Van Herpen’s eleven-piece collection featured two 3D printed ensembles, including an elaborate skirt and cape created in collaboration with artist, architect, designer and professor Neri Oxman from Massachusetts Institute of Technology (MIT’s) Media Lab, and 3D printed by Stratasys. An intricate dress was also designed in collaboration with Austrian architect Julia Koerner, currently lecturer at UCLA Los Angeles, and 3D printed by Materialise, marking the second piece created together with Koerner and the ninth with Materialise.

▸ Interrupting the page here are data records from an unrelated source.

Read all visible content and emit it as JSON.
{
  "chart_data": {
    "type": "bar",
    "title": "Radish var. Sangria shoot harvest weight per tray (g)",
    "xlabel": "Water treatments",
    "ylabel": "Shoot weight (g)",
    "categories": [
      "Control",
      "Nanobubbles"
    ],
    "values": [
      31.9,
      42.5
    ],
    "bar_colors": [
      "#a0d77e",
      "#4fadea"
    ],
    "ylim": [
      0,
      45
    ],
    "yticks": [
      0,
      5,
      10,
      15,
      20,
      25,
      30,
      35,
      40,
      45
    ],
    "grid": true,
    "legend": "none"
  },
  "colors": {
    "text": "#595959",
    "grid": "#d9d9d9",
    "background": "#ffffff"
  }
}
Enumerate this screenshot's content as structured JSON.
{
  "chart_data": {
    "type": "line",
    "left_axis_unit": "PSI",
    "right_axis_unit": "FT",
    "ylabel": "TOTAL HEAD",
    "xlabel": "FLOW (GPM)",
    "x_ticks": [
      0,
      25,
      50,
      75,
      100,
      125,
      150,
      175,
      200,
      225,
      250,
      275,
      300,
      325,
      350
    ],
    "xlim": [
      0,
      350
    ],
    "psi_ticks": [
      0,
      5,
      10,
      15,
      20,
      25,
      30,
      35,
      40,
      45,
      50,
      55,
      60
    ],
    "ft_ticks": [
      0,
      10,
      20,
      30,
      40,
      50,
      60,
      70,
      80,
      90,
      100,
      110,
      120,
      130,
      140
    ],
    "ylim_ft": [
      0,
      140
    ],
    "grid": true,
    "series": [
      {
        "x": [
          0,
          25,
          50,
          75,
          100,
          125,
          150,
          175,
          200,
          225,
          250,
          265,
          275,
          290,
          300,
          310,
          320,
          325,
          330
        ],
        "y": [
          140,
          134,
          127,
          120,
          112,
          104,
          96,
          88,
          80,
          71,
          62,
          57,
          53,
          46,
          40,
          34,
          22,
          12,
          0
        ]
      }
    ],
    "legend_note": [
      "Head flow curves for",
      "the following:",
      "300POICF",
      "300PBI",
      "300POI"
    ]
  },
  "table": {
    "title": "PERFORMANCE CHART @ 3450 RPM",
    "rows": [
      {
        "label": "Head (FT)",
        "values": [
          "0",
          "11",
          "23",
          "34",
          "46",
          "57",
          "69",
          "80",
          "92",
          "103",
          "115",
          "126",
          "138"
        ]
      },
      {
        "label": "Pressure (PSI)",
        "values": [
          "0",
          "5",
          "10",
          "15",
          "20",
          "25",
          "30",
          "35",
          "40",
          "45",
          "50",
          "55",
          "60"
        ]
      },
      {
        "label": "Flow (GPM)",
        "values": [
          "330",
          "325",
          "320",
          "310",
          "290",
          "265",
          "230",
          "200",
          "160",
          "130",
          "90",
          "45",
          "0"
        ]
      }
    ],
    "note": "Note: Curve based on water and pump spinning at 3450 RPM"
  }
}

The 3D printed skirt and cape were produced using Stratasys’ unique Objet Connex multi-material 3D printing technology, which allows a variety of material properties to be printed in a single build. This allowed both hard and soft materials to be incorporated within the design, crucial to the movement and texture of the piece. ‘The ability to vary softness and elasticity inspired us to design a ‘second skin’ for the body acting as armour-in-motion; in this way we were able to design not only the garment’s form but also its motion,’ said Oxman. ‘The incredible possibilities afforded by these new technologies allowed us to reinterpret the tradition of couture as ‘tech-couture’ where delicate hand-made embroidery and needlework is replaced by code.’

Van Herpen adds, ‘I feel it’s important that fashion can be about much more than consumerism, but also about new beginnings and self-expression, so my work very much comes from abstract ideas and using new techniques, not the re-invention of old ideas. I find the process of 3D printing fascinating because I believe it will only be a matter of time before we see the clothing we wear today produced with this technology, and it’s because it’s such a different way of manufacturing, adding layer-by-layer, it will be a great source of inspiration for new ideas.’